Amal Basha: “La mia guerra santa per i diritti delle donne”
Amal Basha dice di non potersi permettere di passare inosservata. La visibilità è la sua guardia del corpo. Nata a Taiz, alle pendici della montagna della Pazienza, nel Sud dello Yemen, è oggi la più nota lobbista per i diritti delle donne del Vicino e Medio Oriente. Fondatrice e presidente del Sisters’ Arab Forum for Human Rights, è stata nominata “donna araba dell’anno” da Takreem, associazione apolitica con base a Beirut il cui scopo primario è quello «di fornire un’immagine avanguardista del mondo arabo» come racconta il fondatore, Ricardo Karam. «Per contrastare gli stereotipi negativi dei media».
Amal Basha il suo premio l’ha ritirato indossando il costume tradizionale yemenita. A dimostrazione che l’accusa che spesso le muovono, «avere un’agenda filo-occidentale» non la sfiora. «Sarei pronta ad allearmi anche con Satana se credesse nella mia causa» dichiara a voce alta questa 52enne che ha collezionato più minacce di morte di un guerrigliero. «Le specificità culturali sono da proteggere, certo, ma è forse difendibile la tradizione che, con la scusa del matrimonio, di fatto autorizza lo stupro di una bambina di 9 anni? E non ditemi che la tradizione è parola di Dio: sono sicura che Dio preferisce la dignità».
Parole come pietre, forse non a Marrakech dove Amal ha ritirato il suo Takreem Award, uno dei 9 riconoscimenti - dalla cultura alla tecnologia, dall’imprenditoria allo sviluppo sostenibile - che celebrano l’eccellenza nel mondo arabo. Ma il peso specifico aumenta quando si passa al meridiano di Sana’a, la capitale yemenita, dove Amal, dopo molto peregrinare, è tornata a vivere.
«È casa mia, ma i miei tre figli ormai vivono fuori. Anche il più piccolo se n’è andato in Svezia. Mi ha detto: “Questa è la tua guerra, non la mia”. Mi ha spezzato il cuore, ma con loro al sicuro io non ho più paura. Il mio secondo figlio era stato investito da un’auto poco tempo prima. Non saprò mai se si è trattato solo di incidente».
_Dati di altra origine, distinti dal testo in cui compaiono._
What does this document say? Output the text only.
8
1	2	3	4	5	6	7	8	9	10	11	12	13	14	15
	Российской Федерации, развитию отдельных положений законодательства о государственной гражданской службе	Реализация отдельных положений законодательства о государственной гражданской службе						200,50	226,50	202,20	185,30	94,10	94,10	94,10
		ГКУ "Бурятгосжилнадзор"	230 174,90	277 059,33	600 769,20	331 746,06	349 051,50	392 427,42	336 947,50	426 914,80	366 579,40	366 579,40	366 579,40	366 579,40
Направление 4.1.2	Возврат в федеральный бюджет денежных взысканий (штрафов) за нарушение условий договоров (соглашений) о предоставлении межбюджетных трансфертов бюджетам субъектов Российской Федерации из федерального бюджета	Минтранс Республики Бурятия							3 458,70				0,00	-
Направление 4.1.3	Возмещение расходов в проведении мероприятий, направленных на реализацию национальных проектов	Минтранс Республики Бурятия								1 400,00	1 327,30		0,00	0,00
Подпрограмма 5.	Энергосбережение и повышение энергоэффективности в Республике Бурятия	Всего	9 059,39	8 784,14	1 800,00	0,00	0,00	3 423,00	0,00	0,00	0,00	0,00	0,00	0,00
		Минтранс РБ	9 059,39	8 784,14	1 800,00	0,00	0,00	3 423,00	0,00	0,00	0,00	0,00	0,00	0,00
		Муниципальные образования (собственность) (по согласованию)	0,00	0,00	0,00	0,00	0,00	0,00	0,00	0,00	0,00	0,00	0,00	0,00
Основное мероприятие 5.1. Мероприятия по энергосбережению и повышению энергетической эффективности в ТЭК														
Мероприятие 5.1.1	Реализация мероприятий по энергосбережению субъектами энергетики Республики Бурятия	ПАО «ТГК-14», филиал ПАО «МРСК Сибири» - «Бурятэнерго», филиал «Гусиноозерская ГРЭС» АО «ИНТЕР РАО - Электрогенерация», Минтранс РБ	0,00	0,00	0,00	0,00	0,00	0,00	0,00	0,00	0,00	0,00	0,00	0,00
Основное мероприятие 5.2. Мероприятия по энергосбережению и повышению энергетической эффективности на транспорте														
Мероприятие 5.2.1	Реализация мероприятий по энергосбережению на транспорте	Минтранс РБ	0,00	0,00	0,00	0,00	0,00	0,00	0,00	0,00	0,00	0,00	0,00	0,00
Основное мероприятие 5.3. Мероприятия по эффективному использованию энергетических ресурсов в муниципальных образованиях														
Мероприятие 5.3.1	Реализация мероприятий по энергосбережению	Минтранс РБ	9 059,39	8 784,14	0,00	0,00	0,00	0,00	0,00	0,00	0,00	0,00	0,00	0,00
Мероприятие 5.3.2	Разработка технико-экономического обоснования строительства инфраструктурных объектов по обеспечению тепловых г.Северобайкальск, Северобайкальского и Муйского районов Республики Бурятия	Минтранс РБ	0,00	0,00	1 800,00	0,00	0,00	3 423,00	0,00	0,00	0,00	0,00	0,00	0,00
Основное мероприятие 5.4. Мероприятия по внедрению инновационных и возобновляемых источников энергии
Dove inizia la sua storia e la sua ribellione? Da bambina. Sono stata una ribelle precoce, rifiutavo il destino e i compiti previsti per le donne. C’era una biblioteca nella casa di mio padre e io mi ci rifugiavo spesso, leggevo la storia bellissima delle donne yemenite, della regina Arwa al-Sulahyi (la regnante più longeva, ndr) il cui regno fu tra i più prosperi. Lì mi resi conto che le mie ambizioni erano legittime.
Doveva scontrarsi con la tradizione però. La mia famiglia aveva organizzato il mio matrimonio quando avevo 8 anni. A 16 mi sono sposata ed è subito nato il mio primo figlio. Non avevo ancora finito la scuola. Era troppo presto, non ero pronta. Divorziai e la mia famiglia si prese cura di me e del bambino, mentre cominciai a frequentare l’università a Sana’a. Ero brava, vinsi subito una borsa di studio e andai al Cairo. È stato in Egitto che ho iniziato a lavorare per la causa nazionale yemenita, che allora - erano gli anni ’80 - significava soprattutto battersi per la riunificazione del Paese, ancora diviso tra Nord e Sud.